Os resultados devem ser analisados com cautela. Trata-se de um estudo de corte transversal, com limitações em estabelecer relação temporal entre as variáveis estudadas. Além disso, a técnica da amostragem utilizada - RDS - é passível de viés, sendo que indivíduos com determinadas características podem tender a convidar pares com características semelhantes (situação denominada homofilia). Assim, esta amostra pode não representar de fato a população de HSH no município de Belo Horizonte-MG. No entanto, teoricamente, as estimativas obtidas por meio do RDS são robustas e tendem a se aproximar daquelas obtidas por métodos probabilísticos quando a amostra atinge um ponto de equilíbrio após sucessivas ondas de recrutamento.13
CONCLUSÕES
Conforme demonstrado neste estudo, apesar do amplo acesso à informação sobre preservativos de forma gratuita, a proporção de HSH envolvidos em práticas sexuais desprotegidas é muito elevada na cidade de Belo Horizonte. Chama a atenção também que essa alta proporção se dá em um cenário de bom conhecimento, elevada escolaridade, bom nível socioeconômico e com predominância de jovens de 18 a 25 anos de idade. Assim, ao contrário da hipótese de relativa estabilidade da epidemia do HIV, existe grande potencial de disseminação do vírus e de outras infecções sexualmente transmissíveis no Brasil, principalmente entre jovens HSH. Essa situação é incompatível com os avanços no diagnóstico e tratamento da infecção pelo HIV, a disponibilização universal da terapia antirretroviral27 e a ampla rede de testagem para o HIV, além do alto investimento público em campanhas que podem não estar atingindo as populações-chave. A população de HSH possui mais prevalência de HIV do que a população geral, associado a outras características comportamentais de risco, incluindo elevado consumo de álcool e drogas.

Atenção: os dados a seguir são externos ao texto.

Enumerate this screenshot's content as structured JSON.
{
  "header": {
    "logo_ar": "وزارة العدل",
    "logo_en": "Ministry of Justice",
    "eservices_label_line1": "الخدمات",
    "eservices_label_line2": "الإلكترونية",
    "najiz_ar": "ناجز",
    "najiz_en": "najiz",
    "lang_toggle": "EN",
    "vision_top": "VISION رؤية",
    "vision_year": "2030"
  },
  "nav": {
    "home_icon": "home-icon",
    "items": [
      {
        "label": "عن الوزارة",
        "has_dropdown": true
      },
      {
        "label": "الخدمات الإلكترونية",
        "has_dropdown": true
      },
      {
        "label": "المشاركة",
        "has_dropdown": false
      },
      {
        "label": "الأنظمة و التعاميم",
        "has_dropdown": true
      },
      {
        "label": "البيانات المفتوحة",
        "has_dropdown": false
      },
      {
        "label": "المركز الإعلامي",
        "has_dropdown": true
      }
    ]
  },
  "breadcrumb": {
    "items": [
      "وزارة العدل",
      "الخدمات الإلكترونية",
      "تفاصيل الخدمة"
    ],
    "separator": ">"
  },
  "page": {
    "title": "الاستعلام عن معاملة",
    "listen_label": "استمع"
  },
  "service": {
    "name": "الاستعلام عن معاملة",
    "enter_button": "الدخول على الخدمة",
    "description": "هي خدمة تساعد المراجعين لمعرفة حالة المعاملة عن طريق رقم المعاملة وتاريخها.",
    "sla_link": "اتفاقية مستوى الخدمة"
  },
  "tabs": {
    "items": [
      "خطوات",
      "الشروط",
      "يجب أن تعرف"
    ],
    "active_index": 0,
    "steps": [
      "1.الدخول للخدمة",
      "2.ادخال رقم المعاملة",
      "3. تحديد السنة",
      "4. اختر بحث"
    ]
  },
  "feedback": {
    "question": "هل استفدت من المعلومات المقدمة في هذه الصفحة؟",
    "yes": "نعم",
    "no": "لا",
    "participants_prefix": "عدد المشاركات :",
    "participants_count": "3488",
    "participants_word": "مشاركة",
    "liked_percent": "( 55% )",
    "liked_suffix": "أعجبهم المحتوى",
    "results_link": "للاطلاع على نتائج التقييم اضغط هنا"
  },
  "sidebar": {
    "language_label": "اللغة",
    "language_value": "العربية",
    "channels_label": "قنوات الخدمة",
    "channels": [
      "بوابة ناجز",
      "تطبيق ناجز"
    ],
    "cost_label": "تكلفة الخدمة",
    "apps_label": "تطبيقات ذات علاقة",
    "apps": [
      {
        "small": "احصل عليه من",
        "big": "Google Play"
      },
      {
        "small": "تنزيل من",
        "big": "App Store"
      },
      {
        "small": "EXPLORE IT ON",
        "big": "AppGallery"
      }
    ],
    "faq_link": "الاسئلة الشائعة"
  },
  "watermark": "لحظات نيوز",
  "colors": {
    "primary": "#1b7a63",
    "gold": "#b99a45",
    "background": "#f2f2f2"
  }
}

Nesse sentido, estratégias de intervenção específicas devem ser desenvolvidas voltadas para esse grupo, focando a importância do sexo anal na transmissão do HIV. Além disso, é fundamental o combate ao uso de drogas, estigma, preconceito e violência homofóbica vivenciados pela população de HSH, com ampliação do acesso à testagem anti-HIV e à assistência integral à saúde dessa população. Indicadores de monitoramento e avaliação da epidemia de Aids em nível do município devem incluir as práticas sexuais desprotegidas, e as políticas públicas devem focar as populações-chave, com alta prioridade para os HSH.
AGRADECIMENTOS
Este estudo foi financiado pelo Departamento de DST, Aids e Hepatites Virais, Ministério da Saúde, a partir de uma colaboração entre o governo brasileiro e o Escritório das Nações Unidas para Drogas e Crime (UNODC) (Projeto AD/BRA/03/H34), e foi conduzido pelo Grupo de Pesquisas em Epidemiologia e Avaliação em Saúde, Departamento de Medicina Preventiva e Social (GPEAS/UFMG), com a colaboração da Secretaria Municipal de Saúde de Belo Horizonte e do Centro de Testagem e Aconselhamento (SMS-PBH). Agradecemos o apoio das ONGs Centro de Luta pela Livre Orientação Sexual (CELLOS) e LIBERTOS Comunicação e também à coordenação geral do projeto, Ligia Regina Franco Sansigolo Kerr e Rosa Salani Mota, pela contribuição na análise estatística.